Connecting alumni—He Taunga, Victoria University of Wellington

A cracking good time

Tawa-born Rebecca Brady’s Bachelor of Commerce and Administration degree in marketing and management held her in good stead as she built her award-winning cracker company Top Seedz in Buffalo, New York in 2017.

“When I first started setting up the business, I went into the market and just gathered as much information as I could about other cracker businesses. What packaging they came in, the weight, where they sat within the supermarket, the price, the ingredients. Were they organic certified? The nutrition. And then I remember looking back thinking, I think I'm doing a competitor analysis here,” says the CEO of Top Seedz.

 

After completing her BCA in 1995, she moved to Japan for a couple of years as an English teacher, where she met her husband. They moved together to Singapore, where Rebecca worked in marketing for 10 years with Hewlett Packard, before returning to Japan.

She started her cracker business when she moved with her husband and kids to Buffalo, NY, and couldn’t get a job. “We lived in Japan for the previous 10 years and I didn’t have a job while my kids were young. Realising I was in a good position to start my own business, I remembered that adage ‘If you do what you love, you never work a day in your life,’ and that started me thinking.”

Rebecca decided to create a health food product, connecting nutrition and her first love, sport. “I've been making the crackers forever, as well as roasted seeds. And I enjoy giving my kids good nutrition, good food. So I thought, okay, I'll focus on that and see how that goes.”

When starting Top Seedz, Rebecca knew that she had to nail the branding from the get-go. The brand is a sports reference, but not everybody she gives her business card to understands that. “I'm the Top Seed on my name card, which confuses people who don't know anything about sport. My production manager, she's a Super Seed. And then the buyer, he's a play-maker.”

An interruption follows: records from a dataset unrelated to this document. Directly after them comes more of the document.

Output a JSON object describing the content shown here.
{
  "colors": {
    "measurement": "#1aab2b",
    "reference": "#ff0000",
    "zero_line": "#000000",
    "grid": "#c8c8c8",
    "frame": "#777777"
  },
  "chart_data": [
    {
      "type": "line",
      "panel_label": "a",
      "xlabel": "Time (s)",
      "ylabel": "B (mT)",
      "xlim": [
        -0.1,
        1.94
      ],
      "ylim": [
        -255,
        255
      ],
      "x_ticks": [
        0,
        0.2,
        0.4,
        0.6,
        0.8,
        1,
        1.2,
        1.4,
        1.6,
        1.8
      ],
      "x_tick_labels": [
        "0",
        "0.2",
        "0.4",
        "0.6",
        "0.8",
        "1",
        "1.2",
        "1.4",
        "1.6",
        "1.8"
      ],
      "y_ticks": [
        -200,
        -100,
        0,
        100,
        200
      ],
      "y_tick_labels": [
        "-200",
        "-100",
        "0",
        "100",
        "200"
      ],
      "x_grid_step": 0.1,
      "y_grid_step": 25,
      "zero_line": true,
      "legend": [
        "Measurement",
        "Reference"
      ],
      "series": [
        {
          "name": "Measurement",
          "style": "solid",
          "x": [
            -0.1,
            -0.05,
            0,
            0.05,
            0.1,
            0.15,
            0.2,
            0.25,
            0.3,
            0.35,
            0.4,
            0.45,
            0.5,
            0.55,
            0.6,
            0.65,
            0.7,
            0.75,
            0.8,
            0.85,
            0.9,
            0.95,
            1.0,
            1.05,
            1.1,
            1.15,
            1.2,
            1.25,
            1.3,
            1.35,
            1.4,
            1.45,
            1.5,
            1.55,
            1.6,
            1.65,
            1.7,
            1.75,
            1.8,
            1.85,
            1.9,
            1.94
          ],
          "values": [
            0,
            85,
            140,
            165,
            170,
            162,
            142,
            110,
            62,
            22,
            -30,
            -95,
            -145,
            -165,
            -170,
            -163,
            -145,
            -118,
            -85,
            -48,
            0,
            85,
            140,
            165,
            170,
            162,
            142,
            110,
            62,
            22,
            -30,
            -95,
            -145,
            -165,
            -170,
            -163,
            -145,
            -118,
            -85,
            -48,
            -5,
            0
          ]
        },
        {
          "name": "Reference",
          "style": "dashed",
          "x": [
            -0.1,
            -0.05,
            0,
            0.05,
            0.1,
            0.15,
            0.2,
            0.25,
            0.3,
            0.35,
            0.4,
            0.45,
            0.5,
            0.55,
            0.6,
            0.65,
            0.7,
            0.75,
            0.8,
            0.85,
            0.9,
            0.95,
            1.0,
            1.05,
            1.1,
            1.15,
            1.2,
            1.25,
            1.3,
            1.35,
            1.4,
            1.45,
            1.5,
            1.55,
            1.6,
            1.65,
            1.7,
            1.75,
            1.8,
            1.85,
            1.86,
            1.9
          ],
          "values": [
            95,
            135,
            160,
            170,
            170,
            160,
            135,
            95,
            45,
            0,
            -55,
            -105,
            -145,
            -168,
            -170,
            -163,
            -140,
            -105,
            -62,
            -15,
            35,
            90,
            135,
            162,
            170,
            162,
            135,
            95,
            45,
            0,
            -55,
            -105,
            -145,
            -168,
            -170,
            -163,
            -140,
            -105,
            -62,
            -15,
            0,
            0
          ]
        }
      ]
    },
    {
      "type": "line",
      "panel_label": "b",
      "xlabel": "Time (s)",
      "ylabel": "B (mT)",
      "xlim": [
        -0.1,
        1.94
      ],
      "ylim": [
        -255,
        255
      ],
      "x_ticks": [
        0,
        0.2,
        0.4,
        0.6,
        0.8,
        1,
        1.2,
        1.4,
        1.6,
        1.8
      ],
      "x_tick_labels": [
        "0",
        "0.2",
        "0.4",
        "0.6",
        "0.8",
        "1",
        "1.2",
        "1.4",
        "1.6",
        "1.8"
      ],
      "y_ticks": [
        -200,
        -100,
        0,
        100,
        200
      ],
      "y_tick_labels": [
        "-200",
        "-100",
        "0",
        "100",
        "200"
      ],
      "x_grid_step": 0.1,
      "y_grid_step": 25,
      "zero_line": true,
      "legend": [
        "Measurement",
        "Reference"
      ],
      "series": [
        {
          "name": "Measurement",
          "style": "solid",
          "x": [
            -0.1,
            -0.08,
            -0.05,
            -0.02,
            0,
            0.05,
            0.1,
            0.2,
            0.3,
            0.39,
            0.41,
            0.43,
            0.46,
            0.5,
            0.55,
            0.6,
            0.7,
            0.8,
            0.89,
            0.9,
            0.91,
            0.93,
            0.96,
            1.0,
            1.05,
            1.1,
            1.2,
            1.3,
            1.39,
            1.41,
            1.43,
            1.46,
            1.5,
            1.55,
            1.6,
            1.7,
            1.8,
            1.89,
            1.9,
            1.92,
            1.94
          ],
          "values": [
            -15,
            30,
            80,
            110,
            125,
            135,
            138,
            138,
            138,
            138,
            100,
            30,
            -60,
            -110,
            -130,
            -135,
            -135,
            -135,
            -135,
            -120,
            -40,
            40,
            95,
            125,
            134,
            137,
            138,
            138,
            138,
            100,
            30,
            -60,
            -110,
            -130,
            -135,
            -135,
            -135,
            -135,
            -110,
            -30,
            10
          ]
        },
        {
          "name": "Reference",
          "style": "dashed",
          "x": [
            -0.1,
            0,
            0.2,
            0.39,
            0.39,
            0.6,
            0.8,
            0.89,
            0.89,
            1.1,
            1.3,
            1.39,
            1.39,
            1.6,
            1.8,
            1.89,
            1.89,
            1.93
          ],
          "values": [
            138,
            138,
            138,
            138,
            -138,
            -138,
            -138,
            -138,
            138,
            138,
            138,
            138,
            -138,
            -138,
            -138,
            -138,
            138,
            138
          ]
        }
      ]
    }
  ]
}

Her brand is so cool that her teens and their friends wear her merchandise to school, and star on the brand’s TikTok channel.

Rebecca puts her success, which recently saw her awarded a $1 million investment and mentorship package from Buffalo start-up investment company 43North, down to the support from her community. “So I feel happy making Buffalo proud—they gave me a good welcome here.”

The gluten-free, vegan, and certified organic crackers are sold across the USA, with continual growth online and via Whole Foods stores and specialty stores seeing their production ramp up considerably to keep up with demand. Rebecca employs newly arrived refugees to work at her kitchen, which is still based on manually rolling and baking the crackers.

“There is an organisation called Journey's End, they help refugees set up here in Buffalo. They call me when people arrive. Or I call them. My employees are from all over the world—Eritrea, Iraq, Afghanistan, Pakistan, Congo. And it's just perfect. Since leaving New Zealand, I've been in an international community, and I just love the mix of different cultures together.”

The $1 million from 43North has meant they can now afford more machinery, and will allow them to build a bespoke factory, so they can streamline manufacturing.

“I feel like I believe in myself a little bit more now, and the money means the equipment suppliers are a lot more on board. To move to a new factory, it's a challenge of figuring out what equipment can do what and trying to keep it as good a product as we have now, while automating as much as we can.”

The company has weathered the COVID-19 environment successfully, with the biggest change being they couldn’t ‘demo’ in-store, and instead had to switch to placing small packs in subscription boxes, and—in a stroke of genius—in marathon bags. “The boxes have little stickers telling people to go to their nearest Whole Foods if they like the product—I don’t know that we’ll go back to demoing because if you can get them in the hands of the right people, it’s more effective.”

Rebecca’s advice for anybody trying to make it in business in the United States is, “listen to as many people and talk to as many people as you can—and pay it back, help others in turn.”

And she promises she’ll get her crackers into stores in Aotearoa soon!